Están situadas en torno a una especie de arbolito central del que surgen ramas
que las atrapan del cuello. Hay quien ve en este detalle un símbolo de la
victoria del Árbol-Cristo sobre el mal. La escultura de los rostros es muy
realista, hasta el punto de que el escultor hace patente las abultadas venas
yugulares de su cuello. A pesar de su belleza, era el animal
maléfico por antonomasia, animal denostado por cuanto que en sus
mejillas hay marcas de rechazo: rayas y golpes.
Es
difícil conocer el significado de este y de los otros capiteles semejantes. ¿Se trataba de un simple ornamento o tenían un sentido simbólico?
Los artistas cristianos estaban influidos por la plástica oriental, en la que
animales, tanto fantásticos como reales, desempeñaban
un importante papel decorativo.
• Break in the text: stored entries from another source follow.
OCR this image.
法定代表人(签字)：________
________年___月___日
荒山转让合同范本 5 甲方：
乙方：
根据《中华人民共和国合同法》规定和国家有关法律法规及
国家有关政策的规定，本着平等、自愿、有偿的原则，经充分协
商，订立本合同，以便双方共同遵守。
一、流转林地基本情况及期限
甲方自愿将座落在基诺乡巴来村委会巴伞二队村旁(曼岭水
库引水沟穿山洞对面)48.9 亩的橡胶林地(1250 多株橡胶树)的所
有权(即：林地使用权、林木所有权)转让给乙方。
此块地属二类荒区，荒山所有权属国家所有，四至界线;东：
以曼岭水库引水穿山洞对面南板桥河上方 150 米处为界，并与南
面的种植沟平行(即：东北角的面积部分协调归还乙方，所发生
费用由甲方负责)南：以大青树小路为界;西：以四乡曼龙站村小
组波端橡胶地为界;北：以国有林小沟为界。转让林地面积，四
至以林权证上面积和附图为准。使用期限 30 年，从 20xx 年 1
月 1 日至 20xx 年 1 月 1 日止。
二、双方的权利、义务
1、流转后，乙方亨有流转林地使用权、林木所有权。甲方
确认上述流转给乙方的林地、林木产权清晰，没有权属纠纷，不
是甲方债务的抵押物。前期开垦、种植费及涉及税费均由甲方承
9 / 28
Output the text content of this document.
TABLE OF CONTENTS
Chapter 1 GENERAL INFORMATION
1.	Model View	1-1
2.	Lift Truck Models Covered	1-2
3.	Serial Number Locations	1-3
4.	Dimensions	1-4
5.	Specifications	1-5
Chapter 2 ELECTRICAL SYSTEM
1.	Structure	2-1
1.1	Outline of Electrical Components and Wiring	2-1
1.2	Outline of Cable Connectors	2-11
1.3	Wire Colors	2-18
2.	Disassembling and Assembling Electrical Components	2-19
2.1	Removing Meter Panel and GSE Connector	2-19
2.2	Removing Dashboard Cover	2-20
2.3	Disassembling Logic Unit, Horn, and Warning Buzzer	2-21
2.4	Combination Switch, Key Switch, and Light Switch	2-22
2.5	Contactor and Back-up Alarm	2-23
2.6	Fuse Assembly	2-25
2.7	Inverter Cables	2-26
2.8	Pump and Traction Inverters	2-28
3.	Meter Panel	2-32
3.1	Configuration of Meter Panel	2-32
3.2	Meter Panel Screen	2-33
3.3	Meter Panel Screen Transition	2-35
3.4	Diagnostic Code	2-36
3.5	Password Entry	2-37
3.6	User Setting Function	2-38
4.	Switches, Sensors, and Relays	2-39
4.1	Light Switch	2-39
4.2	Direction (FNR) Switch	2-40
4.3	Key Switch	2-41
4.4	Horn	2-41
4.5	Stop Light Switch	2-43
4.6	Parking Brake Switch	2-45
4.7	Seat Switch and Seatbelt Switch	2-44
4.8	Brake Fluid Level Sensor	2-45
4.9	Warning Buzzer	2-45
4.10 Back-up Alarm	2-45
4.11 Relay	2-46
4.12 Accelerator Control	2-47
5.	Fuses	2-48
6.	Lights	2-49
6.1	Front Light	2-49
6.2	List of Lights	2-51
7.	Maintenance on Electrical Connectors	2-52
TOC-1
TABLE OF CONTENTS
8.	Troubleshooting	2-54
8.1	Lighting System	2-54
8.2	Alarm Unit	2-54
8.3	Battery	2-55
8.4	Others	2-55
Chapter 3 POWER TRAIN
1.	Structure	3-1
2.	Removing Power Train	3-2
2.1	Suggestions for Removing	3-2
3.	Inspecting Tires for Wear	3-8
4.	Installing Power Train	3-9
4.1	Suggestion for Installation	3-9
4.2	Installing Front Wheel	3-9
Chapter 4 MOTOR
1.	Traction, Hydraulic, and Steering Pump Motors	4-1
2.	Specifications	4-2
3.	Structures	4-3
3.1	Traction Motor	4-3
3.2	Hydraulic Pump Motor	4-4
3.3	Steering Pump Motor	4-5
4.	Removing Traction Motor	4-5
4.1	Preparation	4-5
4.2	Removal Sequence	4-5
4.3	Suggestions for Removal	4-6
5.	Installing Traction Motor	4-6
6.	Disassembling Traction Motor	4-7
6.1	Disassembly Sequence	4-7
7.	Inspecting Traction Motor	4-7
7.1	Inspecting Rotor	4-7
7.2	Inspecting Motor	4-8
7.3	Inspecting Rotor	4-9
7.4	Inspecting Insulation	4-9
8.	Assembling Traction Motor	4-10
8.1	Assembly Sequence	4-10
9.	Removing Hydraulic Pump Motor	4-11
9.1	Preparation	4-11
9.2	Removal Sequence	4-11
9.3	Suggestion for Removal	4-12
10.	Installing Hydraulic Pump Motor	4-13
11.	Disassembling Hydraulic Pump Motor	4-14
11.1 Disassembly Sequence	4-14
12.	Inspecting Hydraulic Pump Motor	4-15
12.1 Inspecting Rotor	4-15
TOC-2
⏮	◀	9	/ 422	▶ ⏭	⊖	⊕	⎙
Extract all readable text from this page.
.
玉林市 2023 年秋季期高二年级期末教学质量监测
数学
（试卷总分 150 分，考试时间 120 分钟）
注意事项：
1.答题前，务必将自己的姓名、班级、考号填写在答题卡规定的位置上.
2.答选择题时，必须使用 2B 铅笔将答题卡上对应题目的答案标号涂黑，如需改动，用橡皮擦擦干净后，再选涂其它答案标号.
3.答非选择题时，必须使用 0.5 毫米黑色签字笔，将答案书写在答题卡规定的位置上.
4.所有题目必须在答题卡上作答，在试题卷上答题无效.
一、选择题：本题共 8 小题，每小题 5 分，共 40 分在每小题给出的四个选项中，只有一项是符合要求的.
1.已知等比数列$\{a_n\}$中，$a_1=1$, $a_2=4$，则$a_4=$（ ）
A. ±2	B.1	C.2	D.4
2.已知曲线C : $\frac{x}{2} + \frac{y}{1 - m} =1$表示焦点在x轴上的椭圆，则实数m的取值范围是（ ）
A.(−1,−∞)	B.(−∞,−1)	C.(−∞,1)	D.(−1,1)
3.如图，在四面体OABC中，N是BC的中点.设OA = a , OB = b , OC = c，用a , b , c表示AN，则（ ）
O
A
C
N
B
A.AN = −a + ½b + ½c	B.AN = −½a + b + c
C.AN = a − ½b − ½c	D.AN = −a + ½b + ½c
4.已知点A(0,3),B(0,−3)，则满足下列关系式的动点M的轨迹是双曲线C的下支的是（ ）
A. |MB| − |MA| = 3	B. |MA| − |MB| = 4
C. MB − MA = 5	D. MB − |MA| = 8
Pero el artista románico sacraliza esta estética pagana dotando
de un sentido alegórico a los animales. Los convierte, tanto a los reales como a
los imaginarios- en portadores de virtudes (cigüeña, águila, paloma, león), o
perversiones (mono, serpiente, liebre, conejo, jabalí, cabra). Dentro
del bestiario fantástico existen animales empleados con carácter positivo, como
el grifo; pero la mayor parte de estos animales son maléficos (arpía, dragón, basilisco,
centauro). Por tanto, la aparición en capiteles, canecillos, metopas, tímpanos,
etc., es reinventada y usada con sentido de enseñanza y advertencia de acuerdo
con el carácter didáctico y moralizador de la escultura románica.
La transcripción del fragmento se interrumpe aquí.